Why are UTF-8 encoded Unix shell scripts *ever* written or edited in Notepad?

by Michael S. Kaplan, published on 2008/03/11 09:21 -04:00, original URI: http://blogs.msdn.com/b/michkap/archive/2008/03/11/8152232.aspx


Please read the disclaimer; content of Michael Kaplan's blog not approved by Microsoft!

Everybody hates Microsoft.

Well, not everybody.

But hating Microsoft seems awfully popular....

It seems like to try to be the best at anything you have to make choices that lots of people won't like. And then before you know it, people are hating you.

Everyone hates what Microsoft does with the BOM (Byte Order Mark). That thing I talked about in Every character has a story #4: U+feff (alternate title: UTF-8 is the BOM, dude!).

Lots of people hate it so much that they will complain about it when it is not completely on topic, like in that other post (unicodeFFFE... is Microsoft off its rocker?).

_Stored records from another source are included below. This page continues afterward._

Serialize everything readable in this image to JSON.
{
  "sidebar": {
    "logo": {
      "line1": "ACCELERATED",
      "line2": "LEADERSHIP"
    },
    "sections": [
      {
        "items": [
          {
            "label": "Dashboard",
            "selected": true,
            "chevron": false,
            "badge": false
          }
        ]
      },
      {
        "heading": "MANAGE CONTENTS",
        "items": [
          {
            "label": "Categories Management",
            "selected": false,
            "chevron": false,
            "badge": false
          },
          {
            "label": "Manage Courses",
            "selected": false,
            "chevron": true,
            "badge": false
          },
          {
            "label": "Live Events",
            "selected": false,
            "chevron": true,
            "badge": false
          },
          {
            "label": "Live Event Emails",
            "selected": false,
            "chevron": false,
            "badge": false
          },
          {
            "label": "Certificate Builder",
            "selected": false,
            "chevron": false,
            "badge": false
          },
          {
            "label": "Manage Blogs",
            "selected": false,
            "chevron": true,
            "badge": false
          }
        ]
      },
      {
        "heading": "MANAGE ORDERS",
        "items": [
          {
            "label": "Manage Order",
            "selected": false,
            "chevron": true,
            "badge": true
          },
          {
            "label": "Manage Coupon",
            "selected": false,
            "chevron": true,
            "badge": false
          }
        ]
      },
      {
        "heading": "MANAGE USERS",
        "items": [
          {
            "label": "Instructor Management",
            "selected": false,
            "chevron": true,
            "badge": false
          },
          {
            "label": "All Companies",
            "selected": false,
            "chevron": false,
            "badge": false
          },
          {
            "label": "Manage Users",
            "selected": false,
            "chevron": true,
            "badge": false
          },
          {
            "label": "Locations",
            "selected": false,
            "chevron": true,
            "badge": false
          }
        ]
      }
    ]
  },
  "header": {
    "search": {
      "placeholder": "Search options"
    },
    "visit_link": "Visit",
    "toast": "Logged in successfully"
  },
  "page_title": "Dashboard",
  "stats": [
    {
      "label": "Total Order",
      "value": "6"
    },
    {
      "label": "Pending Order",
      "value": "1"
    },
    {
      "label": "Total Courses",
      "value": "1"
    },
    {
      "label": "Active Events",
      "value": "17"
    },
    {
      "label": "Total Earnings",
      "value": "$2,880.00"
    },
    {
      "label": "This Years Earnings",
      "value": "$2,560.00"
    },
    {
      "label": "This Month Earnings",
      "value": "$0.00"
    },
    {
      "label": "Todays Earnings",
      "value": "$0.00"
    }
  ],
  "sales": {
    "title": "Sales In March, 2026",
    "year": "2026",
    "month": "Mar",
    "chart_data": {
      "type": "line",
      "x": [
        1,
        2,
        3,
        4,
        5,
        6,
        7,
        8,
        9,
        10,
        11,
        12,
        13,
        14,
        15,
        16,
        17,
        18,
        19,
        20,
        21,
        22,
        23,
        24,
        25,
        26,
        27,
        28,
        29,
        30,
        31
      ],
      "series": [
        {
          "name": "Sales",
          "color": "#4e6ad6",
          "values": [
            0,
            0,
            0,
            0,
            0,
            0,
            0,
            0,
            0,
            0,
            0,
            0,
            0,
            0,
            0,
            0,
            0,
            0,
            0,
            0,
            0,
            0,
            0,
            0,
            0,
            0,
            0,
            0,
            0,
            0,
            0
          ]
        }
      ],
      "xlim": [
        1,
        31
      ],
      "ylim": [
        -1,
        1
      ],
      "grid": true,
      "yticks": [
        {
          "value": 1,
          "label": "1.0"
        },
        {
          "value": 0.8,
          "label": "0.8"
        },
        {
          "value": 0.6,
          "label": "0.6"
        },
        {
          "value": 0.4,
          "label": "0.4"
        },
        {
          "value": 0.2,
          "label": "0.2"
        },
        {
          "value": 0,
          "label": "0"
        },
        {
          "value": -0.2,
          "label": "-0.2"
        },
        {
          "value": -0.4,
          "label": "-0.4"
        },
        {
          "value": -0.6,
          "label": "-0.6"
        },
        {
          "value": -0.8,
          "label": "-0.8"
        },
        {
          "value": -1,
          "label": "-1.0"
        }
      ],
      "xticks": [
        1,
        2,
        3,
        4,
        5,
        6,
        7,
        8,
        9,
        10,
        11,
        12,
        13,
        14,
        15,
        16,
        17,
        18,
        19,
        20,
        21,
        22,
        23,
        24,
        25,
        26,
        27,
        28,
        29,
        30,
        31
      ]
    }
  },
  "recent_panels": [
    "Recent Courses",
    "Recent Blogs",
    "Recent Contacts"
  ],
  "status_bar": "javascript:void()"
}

But I feel I must ask one question.

Why are people writing their UNIX Shell scripts in Notepad such that the issue of Notepad saving the BOM in UTF-8 is such an issue?

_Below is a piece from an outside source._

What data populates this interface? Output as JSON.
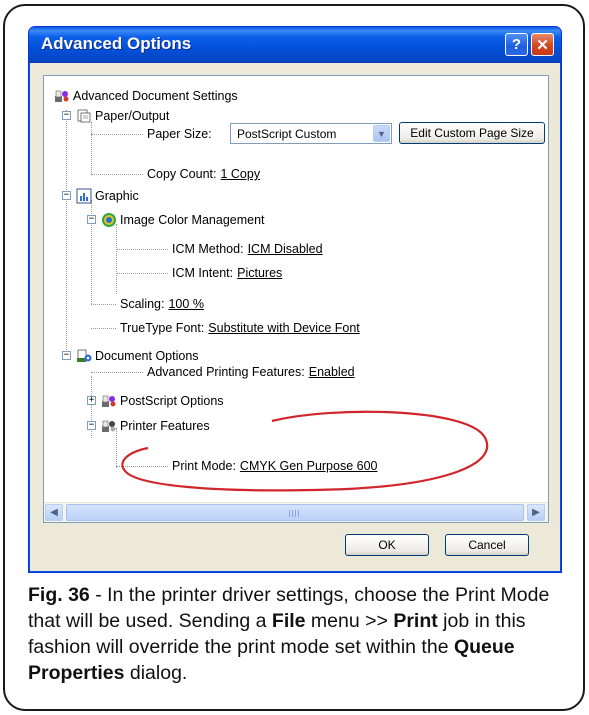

I mean, people who are writing UNIX shell scripts are not guaranteed to be among the Microsoft haters, but all things be equal they are probably more likely to be than the people who pay their own fees to go to TechEd or PDC.

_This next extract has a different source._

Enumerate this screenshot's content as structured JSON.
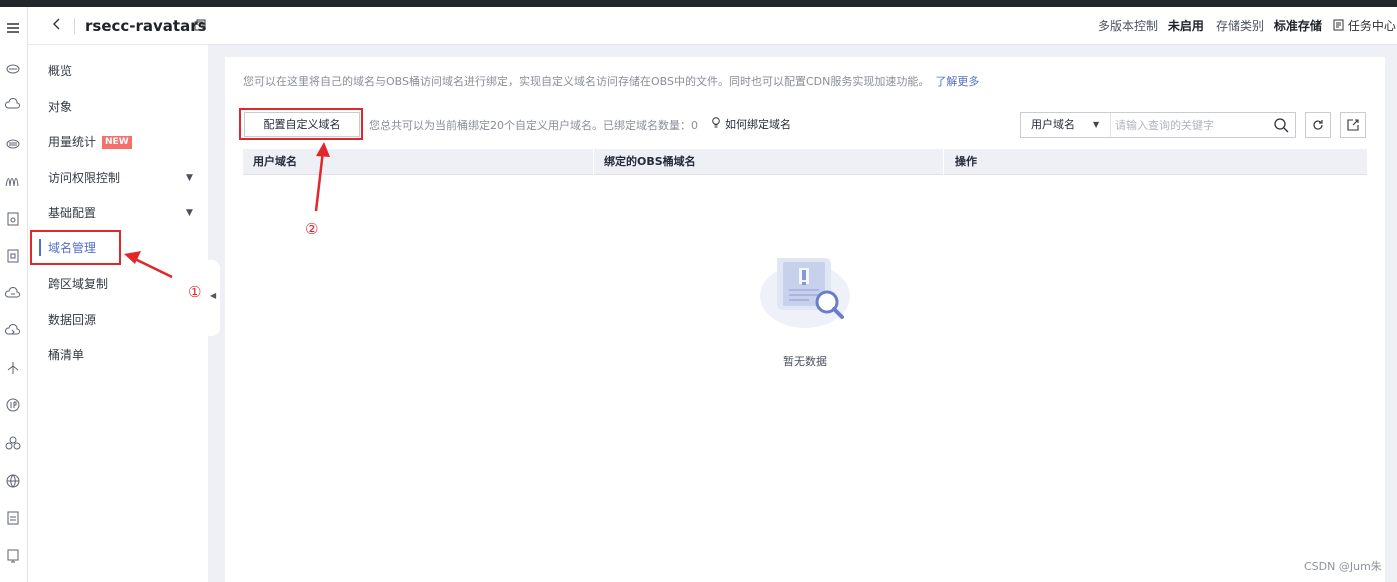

So why are they writing their UNIX shell scripts in Windows Notepad, exactly?

I'd just like it if someone could explain this one. It just makes no sense to me....

 

This post brought to you by U+fffe, a permanently reserved code unit in Unicode so that BOM determination can remain easier....


# DJ on 11 Mar 2008 9:51 AM:

This one is simple... a whole lot of folks writing UNIX shell scripts are interfacing with UNIX servers via MS Windows workstations. Rather than use VI/Brief/EMacs etc. they write the scripts using notepad and upload them to the server.  Been there, done that...

DJ

# Cesar Eduardo Barros on 11 Mar 2008 9:58 AM:

It's not just shell scripts, and it's not always notepad.

I recently had to deal with PHP files which had been edited in a text editor which added the so-called UTF-8 BOM to them. PHP is quite transparent, so it happily output the BOM -- and later the script tried to set a header, which was not possible since the output had already started (you can only set the headers before the first output byte, unless you enable output buffering). That particular PHP script needed a specific header value to be output, so it stopped working.

Shell files are just a particularly troublesome instance of the problem (not only does the kernel look for the magic value on the first two *bytes* of the file, but also a stray \r before the final \n on the line is included in the command line -- often causing strange error messages).

The main cause of the problem is that the so-called UTF-8 BOM breaks the very useful property of UTF-8 that, if your text can be represented as pure 7-bit ASCII, its UTF-8 representation will be bytewise identical. A lot of Unix tools depend on that property (which is also true for several other character encodings).

# Michael S. Kaplan on 11 Mar 2008 10:12 AM:

The reality is that the UTF-8 BOM (which is not "so-called" -- it IS, and is described) exists and is the only way to distinguish UTF-8 from ASCII -- so if one does not like it, one should  use another editor?

Or another OS that deals with things as they are instead of things as they were? :-)

# Cesar Eduardo Barros on 11 Mar 2008 10:44 AM:

Unless the text file only has 7-bit characters (in which case it makes no difference), it's very easy to distinguish UTF-8 from ASCII: UTF-8 has bytes with the eighth bit set :-)

Most Unix tools are "eigth-bit transparent": they don't care about which character encoding you are using, they simply pass most bytes unchanged (the exception is the byte values they care about, which are almost always in the ASCII range; for a trivial example, the filesystem and filesystem-related tools only care about '\0', '/', and '.'). This is how they were able to use an encoding (UTF-8) which didn't exist when they were designed, as long as the encoding is ASCII-compatible (UTF-8 was designed to be ASCII-compatible from the beginning).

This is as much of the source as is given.